Tech Topics

Elasticsearch 1.4.1 and 1.3.6 Released

Today, we are happy to announce the bug fix release of Elasticsearch 1.4.1, based on Lucene 4.10.2, and the bug fix release of Elasticsearch 1.3.6. You can download them and read the full changes list here:

For blog posts about past releases see:

You can read about all of the changes that have been made in the 1.4.1 release notes and the 1.3.6 release notes, but we highlight some of the more important changes below:

Shard allocation

In Elasticsearch 1.3.0, we turned on disk based shard allocation by default. If a node's disk usage crosses the low watermark — 85% — no more shards will be allocated to it, and once it crosses the high watermark — 90% — shards are actively moved to other nodes.

Elasticsearch 1.4.1 adds three improvements to disk based shard allocation:

  • Disk usage was only checked when a shard somewhere in the cluster needed to be allocated. Now, disk usage is checked every 60 seconds. (#8270).
  • Disk full messages were only logged at the DEBUG level, which made it hard to figure out why new shards were not being allocated. Now, warnings are logged at the WARN level every 30 seconds. (#8382).
  • Previously, the allocation decider only took into account the size of shards currently on the node when deciding whether to move a shard to another node or not. Now, it also takes into account shards that are in the process of being moved away. This reduces the amount of shard movement to the minimum required. (#8569).

Parent/child and nested documents

Elasticsearch 1.4.0 built and cached fixed bitset filters for parent/child and nested documents eagerly — when opening a new segment — to ensure that queries, filters, and aggregations are always fast. A few users with many nested fields experienced much higher heap usage than with earlier versions.

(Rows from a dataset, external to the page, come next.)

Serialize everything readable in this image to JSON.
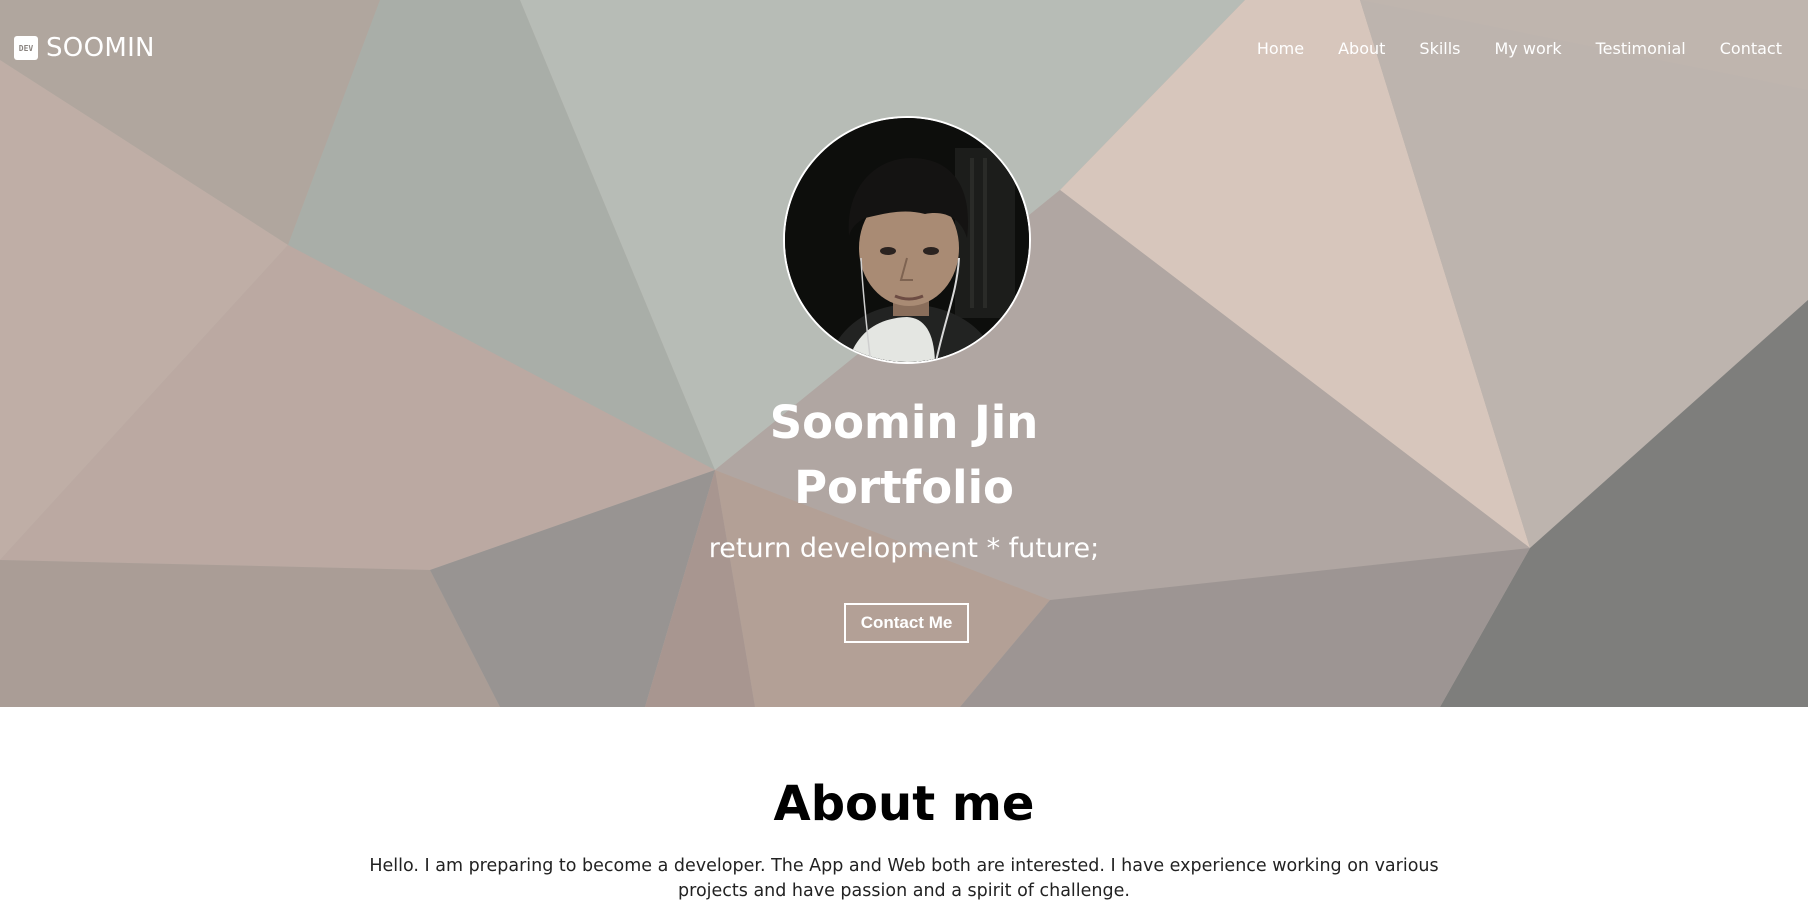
{
  "brand": {
    "icon_text": "DEV",
    "name": "SOOMIN",
    "icon": "dev-logo-icon"
  },
  "nav": {
    "items": [
      "Home",
      "About",
      "Skills",
      "My work",
      "Testimonial",
      "Contact"
    ]
  },
  "hero": {
    "title_line1": "Soomin Jin",
    "title_line2": "Portfolio",
    "subtitle": "return development * future;",
    "button_label": "Contact Me",
    "avatar": "profile-photo"
  },
  "about": {
    "title": "About me",
    "text": "Hello. I am preparing to become a developer. The App and Web both are interested. I have experience working on various projects and have passion and a spirit of challenge."
  },
  "colors": {
    "text_on_hero": "#ffffff",
    "page_background": "#ffffff",
    "heading": "#000000"
  }
}
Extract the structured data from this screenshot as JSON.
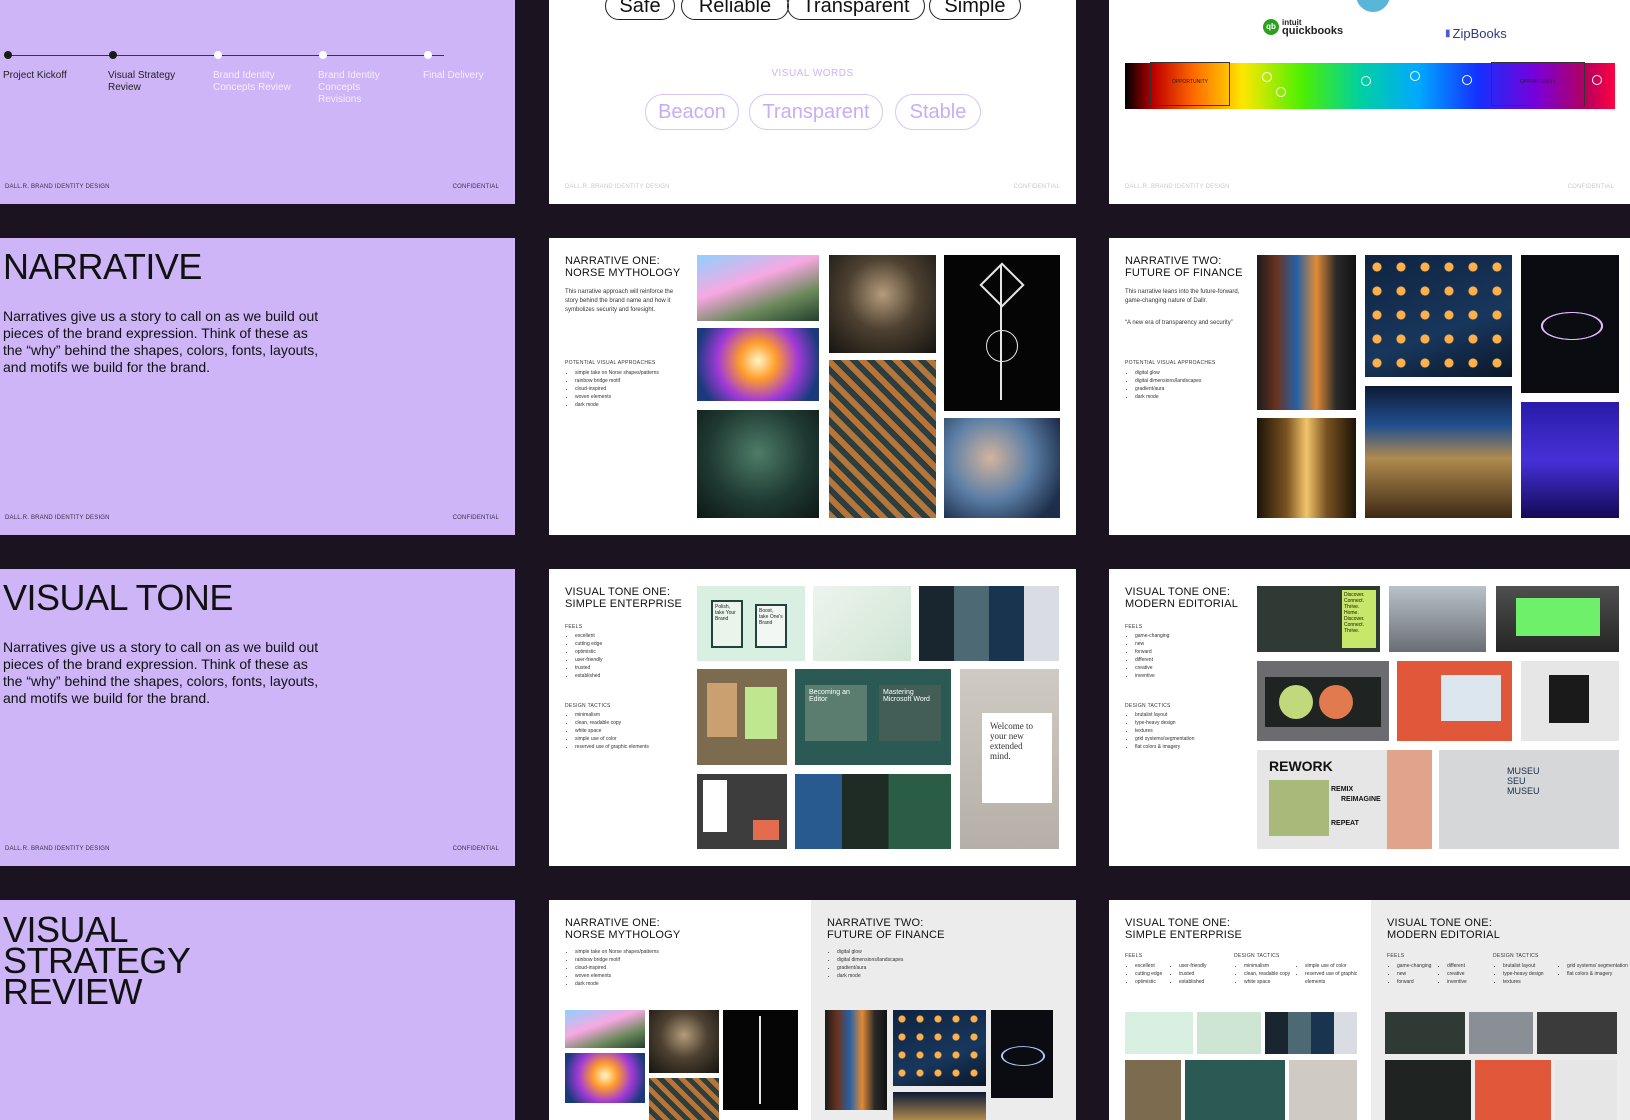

By changing the order in which documents are processed by a nested aggregation (#8454), fixed bitset filters are no longer needed for child documents. Now, we only cache a filter representing parent docs, that is the docs which are not nested. This greatly reduces the size of the cache space needed. (#8414, #8440).

Date ranges

Two long standing issues with date ranges have been fixed in this release. The first is to do with how dates are rounded. For instance, assume that the timestamp field contains timestamps with a resolution of 1 second. A range filter with { "lt": "2014/11/26||/d"} should find all timestamps less than 2014/11/26 00:00:00. However, if we change lt to lte, then we also want to include any timestamps up to but not including 2014/11/27 00:00:00.

Previously, lte would have incorrectly included timestamps of 2014/11/27 00:00:00. Instead, we now subtract one millisecond from the upper range so that lte works as expected. (#8556).

The second bug involved alias or percolator filters that used now() in a date range clause. The value for now() was determined at the moment that the filter was created, instead of being updated whenever the filter was executed. With #8534, now() works as you would expect for filters in both aliases and percolators.